Литмир - Электронная Библиотека
A
A

– Мальвина? – он вздрогнул со сна и ко мне подъехал на коляске. Боже, он в инвалидном кресле… – Как ты, родная? – Вадим здоровой рукой щеку мою погладил, затем руку сжал встревоженно.

– Терпимо. Ты как? Что с головой? А нога, рука? Я плохо помню… – я обессилено погладила его пальцы.

– Лоб порезал лобовым, царапина. Руки-ноги заживут, не беспокойся. Катюша…

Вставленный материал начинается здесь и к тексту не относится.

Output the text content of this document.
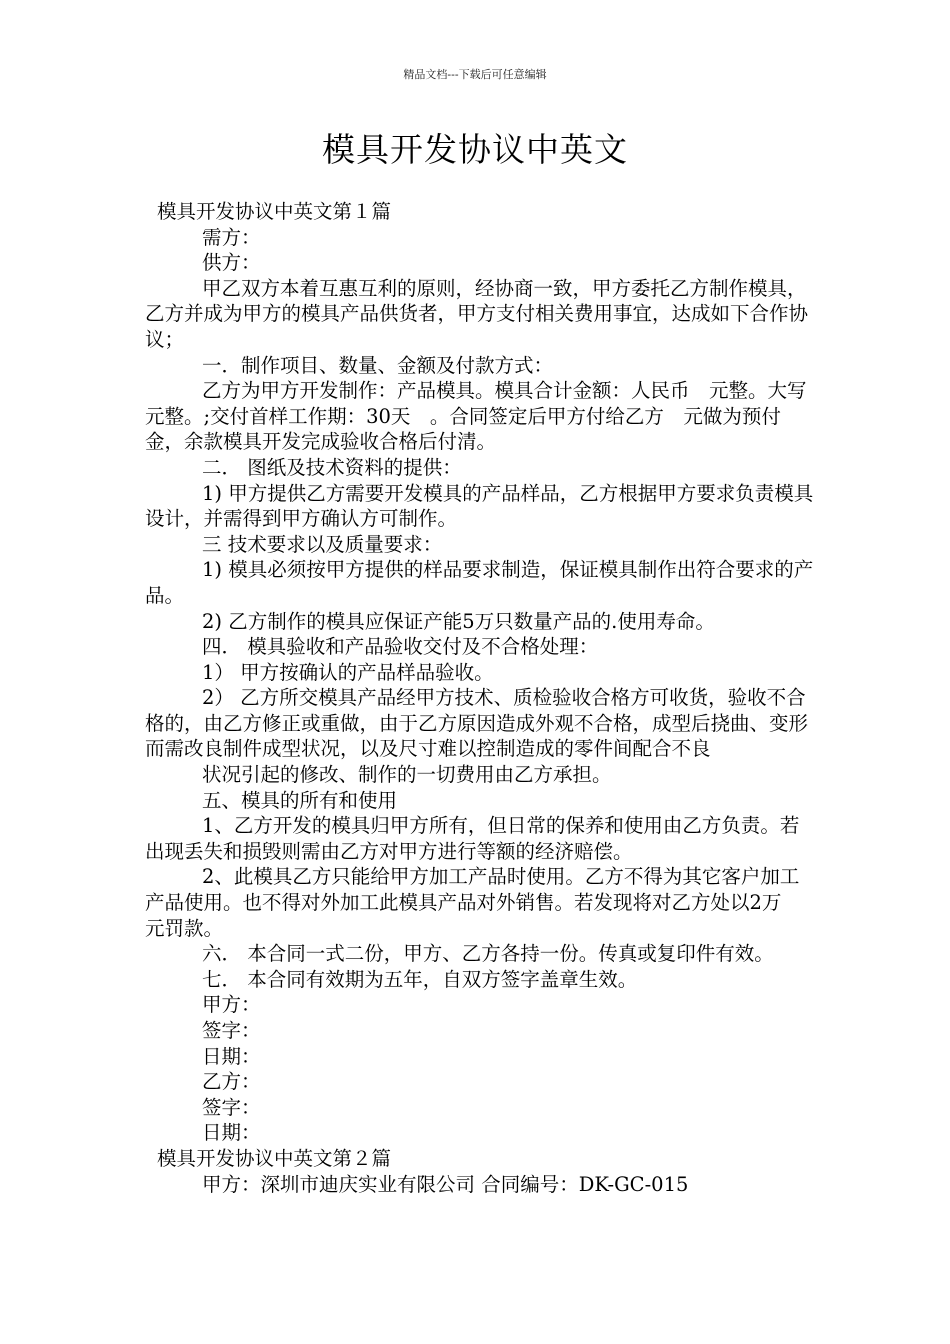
精品文档---下载后可任意编辑
模具开发协议中英文

模具开发协议中英文第１篇

需方：

供方：

甲乙双方本着互惠互利的原则，经协商一致，甲方委托乙方制作模具，乙方并成为甲方的模具产品供货者，甲方支付相关费用事宜，达成如下合作协议；

一．制作项目、数量、金额及付款方式：

乙方为甲方开发制作：产品模具。模具合计金额：人民币　元整。大写　元整。;交付首样工作期：30天　。合同签定后甲方付给乙方　元做为预付金，余款模具开发完成验收合格后付清。

二． 图纸及技术资料的提供：

1) 甲方提供乙方需要开发模具的产品样品，乙方根据甲方要求负责模具设计，并需得到甲方确认方可制作。

三 技术要求以及质量要求：

1) 模具必须按甲方提供的样品要求制造，保证模具制作出符合要求的产品。

2) 乙方制作的模具应保证产能5万只数量产品的.使用寿命。

四． 模具验收和产品验收交付及不合格处理：

1） 甲方按确认的产品样品验收。

2） 乙方所交模具产品经甲方技术、质检验收合格方可收货，验收不合格的，由乙方修正或重做，由于乙方原因造成外观不合格，成型后挠曲、变形而需改良制件成型状况，以及尺寸难以控制造成的零件间配合不良

状况引起的修改、制作的一切费用由乙方承担。

五、模具的所有和使用

1、乙方开发的模具归甲方所有，但日常的保养和使用由乙方负责。若出现丢失和损毁则需由乙方对甲方进行等额的经济赔偿。

2、此模具乙方只能给甲方加工产品时使用。乙方不得为其它客户加工产品使用。也不得对外加工此模具产品对外销售。若发现将对乙方处以2万　　元罚款。

六． 本合同一式二份，甲方、乙方各持一份。传真或复印件有效。

七． 本合同有效期为五年，自双方签字盖章生效。

甲方：

签字：

日期：

乙方：

签字：

日期：

模具开发协议中英文第２篇

甲方：深圳市迪庆实业有限公司 合同编号：DK-GC-015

– А ребенок? Все как в тумане… – и я на живот непонимающе посмотрела. Я не могла родить! Еще рано!

– Родная, тебе кесарево сделали. У нас сын.

– Но как же? Так рано… Разве… Как он? – слезы сами из глаз потекли: от страха и радости. Главное, что живой. И Вадим живой. Если бы не он, не знаю, что было бы со мной.

– Наш сын в кувезе. Он такой маленький, но врачи обнадеживают.

– Если бы не ты, – шепотом начала, но Вадим головой покачал обреченно, и в его глазах было столько боли и вины.

– Катя, это все я. Из-за меня.

– Я не понимаю?

– Та машина… За рулем была сестра Вики, – признался Вадим. – Она хотела… – не договорил, на меня безнадежно, но прямо посмотрел. – Я не знаю, как искупить вину. Прощения просить больше не смею. Я мог потерять вас… Что сделать, чтобы ты одним воздухом со мной дышать могла… – он голову опустил, лицом уткнулся в мою ладонь. Вадим горевал, по-настоящему, по-живому, по-человечески. Никогда не видела его таким открытым, незащищенным, человечным.

– Я хочу увидеть его.

Вадим поднял голову.

– Катюш, его нельзя отключать.

– Я знаю, – и попыталась встать.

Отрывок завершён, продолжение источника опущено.